Desde sua origem, o Centro de Pesquisa Teatral prepara a nova dramaturgia brasileira a partir do surgimento de um “novo ator”, que tenha pleno domínio da voz, do corpo, e possua, acima de tudo, uma ética. “Ele tem de ser um artista e não um funcionário do palco”, comentava Antunes.

É justamente esse legado que será lembrado por meio de uma programação online que começa nesta terça, 1º (veja programação completa em www. sescsp.org.br/cpt). Trata-se de um leque de opções que incluem seminários, bate-papos, debates, ateliês de dramaturgia, mostras digitais do acervo, laboratórios, cursos, entre outros.

A primeira ação é o seminário CPT 2020, que começa nesta terça e prossegue até quinta, 3, sempre às 11h. Trata-se de uma série de debates em que convidados discutem o legado de Antunes e as novas perspectivas para a criação e experimentação teatral. E o primeiro encontro, na terça, vai reunir o próprio Santos de Miranda, além dos diretores Samir Yazbek, Gabriel Villela e Bia Lessa.

Na quarta-feira, o assunto será a teatralidade nos dias de hoje, com os encenadores Marcio Abreu e Christiane Jatahy e a atriz, diretora e dramaturga Grace Passô. O encerramento, na quinta, 3, terá a primeira edição do Diálogos e Intercâmbios, evento mensal que promoverá o intercâmbio entre diretores de coletivos ibero-americanos – na estreia, participam os colombianos Heidi Abderhalden e Ximena Vargas, e os brasileiros Marcos Felipe e Janaina Leite.

“O mais importante é que Antunes nos ensinou um código, uma forma de enxergar a arte”, comenta Bia Lessa, que trabalhou com o diretor na histórica montagem de Macunaíma, em 1980. “Mais que a linguagem que ele desenvolveu (algo que não faz sentido perpetuar pois era algo próprio dele), Antunes nos ensinou a ver e nos instrumentalizou. Isso não se perde.”

E, mesmo aqueles que não chegaram a tratar diretamente com o diretor, sentiam os efeitos do trabalho. “Nunca trabalhei com Antunes, mas sempre estive próximo do CTP por meio de vários atores, de diretores como Ulysses Cruz, de cenógrafos como J.C. Serroni”, observa Gabriel Villela. “Éramos influenciados diretamente pelos espetáculos dele, e conhecíamos um pouco dos exercícios propostos. Até hoje, quando viajamos o mundo, sua metodologia, sua poética cênica e seus espetáculos são lembrados, todos cantam loas ao Macunaíma.”

Também a diretora Christiane Jatahy não chegou a trabalhar com Antunes, mas foi fortemente influenciada por ele. “Sempre fui fascinada pela enorme potência das suas criações, de como ele conseguia nos fazer acessar – como espectadores – a impressão de estarmos chegando ao âmago”, comenta. “É como se a técnica fosse um caminho para a doação do ator, para chegar ao que está no avesso, e através desse avesso nos estampar a realidade.”

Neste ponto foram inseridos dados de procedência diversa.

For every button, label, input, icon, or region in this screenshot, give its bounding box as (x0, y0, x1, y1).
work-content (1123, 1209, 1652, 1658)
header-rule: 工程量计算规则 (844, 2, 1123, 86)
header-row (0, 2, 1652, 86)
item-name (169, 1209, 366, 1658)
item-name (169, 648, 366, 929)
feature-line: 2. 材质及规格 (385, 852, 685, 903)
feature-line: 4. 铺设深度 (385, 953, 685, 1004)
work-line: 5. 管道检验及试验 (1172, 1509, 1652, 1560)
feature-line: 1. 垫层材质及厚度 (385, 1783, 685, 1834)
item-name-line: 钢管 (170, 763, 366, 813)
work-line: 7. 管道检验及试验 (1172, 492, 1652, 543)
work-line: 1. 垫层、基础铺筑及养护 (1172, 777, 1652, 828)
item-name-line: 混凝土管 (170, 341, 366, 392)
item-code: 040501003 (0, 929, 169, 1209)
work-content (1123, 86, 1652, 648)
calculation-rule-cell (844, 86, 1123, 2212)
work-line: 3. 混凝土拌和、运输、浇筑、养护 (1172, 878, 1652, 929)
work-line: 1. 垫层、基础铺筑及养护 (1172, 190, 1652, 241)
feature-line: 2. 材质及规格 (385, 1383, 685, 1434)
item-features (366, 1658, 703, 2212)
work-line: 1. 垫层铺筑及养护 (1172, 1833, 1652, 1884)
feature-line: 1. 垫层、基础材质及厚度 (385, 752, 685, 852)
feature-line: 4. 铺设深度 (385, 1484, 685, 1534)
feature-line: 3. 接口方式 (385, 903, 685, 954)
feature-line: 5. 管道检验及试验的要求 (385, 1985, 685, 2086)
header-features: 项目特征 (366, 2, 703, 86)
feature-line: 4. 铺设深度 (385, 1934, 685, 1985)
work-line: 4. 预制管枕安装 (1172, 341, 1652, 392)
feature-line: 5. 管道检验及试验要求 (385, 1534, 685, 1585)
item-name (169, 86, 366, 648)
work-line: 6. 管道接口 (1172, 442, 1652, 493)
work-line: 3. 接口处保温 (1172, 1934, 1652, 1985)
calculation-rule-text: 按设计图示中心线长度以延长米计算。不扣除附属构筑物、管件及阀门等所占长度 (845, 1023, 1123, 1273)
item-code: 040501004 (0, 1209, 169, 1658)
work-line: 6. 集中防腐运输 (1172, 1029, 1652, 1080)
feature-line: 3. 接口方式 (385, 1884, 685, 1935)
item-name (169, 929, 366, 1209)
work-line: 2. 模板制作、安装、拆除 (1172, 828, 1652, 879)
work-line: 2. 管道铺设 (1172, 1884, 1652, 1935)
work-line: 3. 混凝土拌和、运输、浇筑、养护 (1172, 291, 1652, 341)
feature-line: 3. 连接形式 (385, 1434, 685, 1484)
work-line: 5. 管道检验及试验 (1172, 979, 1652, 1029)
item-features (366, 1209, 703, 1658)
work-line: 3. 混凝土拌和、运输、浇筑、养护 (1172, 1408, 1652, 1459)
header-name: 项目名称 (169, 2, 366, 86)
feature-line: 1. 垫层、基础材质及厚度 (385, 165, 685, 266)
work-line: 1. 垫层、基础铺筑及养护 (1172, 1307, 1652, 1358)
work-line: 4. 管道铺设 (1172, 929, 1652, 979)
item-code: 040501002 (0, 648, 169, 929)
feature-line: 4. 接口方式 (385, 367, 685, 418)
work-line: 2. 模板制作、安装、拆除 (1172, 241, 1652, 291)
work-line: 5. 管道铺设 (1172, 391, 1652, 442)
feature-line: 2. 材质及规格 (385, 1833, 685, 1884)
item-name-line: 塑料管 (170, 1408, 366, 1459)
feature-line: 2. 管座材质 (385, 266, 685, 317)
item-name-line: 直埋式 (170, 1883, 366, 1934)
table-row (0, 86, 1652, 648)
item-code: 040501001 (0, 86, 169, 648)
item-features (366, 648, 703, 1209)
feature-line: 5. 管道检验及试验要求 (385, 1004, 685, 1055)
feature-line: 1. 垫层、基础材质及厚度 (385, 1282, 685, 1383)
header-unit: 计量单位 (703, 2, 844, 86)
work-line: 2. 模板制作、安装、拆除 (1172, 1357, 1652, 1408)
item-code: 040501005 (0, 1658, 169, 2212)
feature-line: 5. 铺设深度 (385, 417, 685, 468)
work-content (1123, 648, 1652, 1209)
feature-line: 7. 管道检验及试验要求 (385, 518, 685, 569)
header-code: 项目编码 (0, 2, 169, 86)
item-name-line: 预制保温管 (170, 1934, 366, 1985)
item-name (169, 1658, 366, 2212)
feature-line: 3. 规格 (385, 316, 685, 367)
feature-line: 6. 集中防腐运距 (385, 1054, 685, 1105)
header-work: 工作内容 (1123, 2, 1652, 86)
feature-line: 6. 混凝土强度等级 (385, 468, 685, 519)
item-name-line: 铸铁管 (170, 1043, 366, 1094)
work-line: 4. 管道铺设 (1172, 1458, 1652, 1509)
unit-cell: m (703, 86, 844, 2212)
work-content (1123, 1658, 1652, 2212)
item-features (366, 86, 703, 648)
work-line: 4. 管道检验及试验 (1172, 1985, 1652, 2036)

A sensação é semelhante à daqueles que acompanharam Antunes diretamente. “Ele sempre teve um olhar atento para o meu trabalho, eu diria até que respeitoso em relação às minhas escolhas. Isso não significa que ele tenha me poupado de críticas. O nosso encontro representou muito para mim, pessoal e artisticamente. Ele foi o principal incentivador da minha dramaturgia”, disse o autor Samir Yazbek.

As informações são do jornal O Estado de S. Paulo.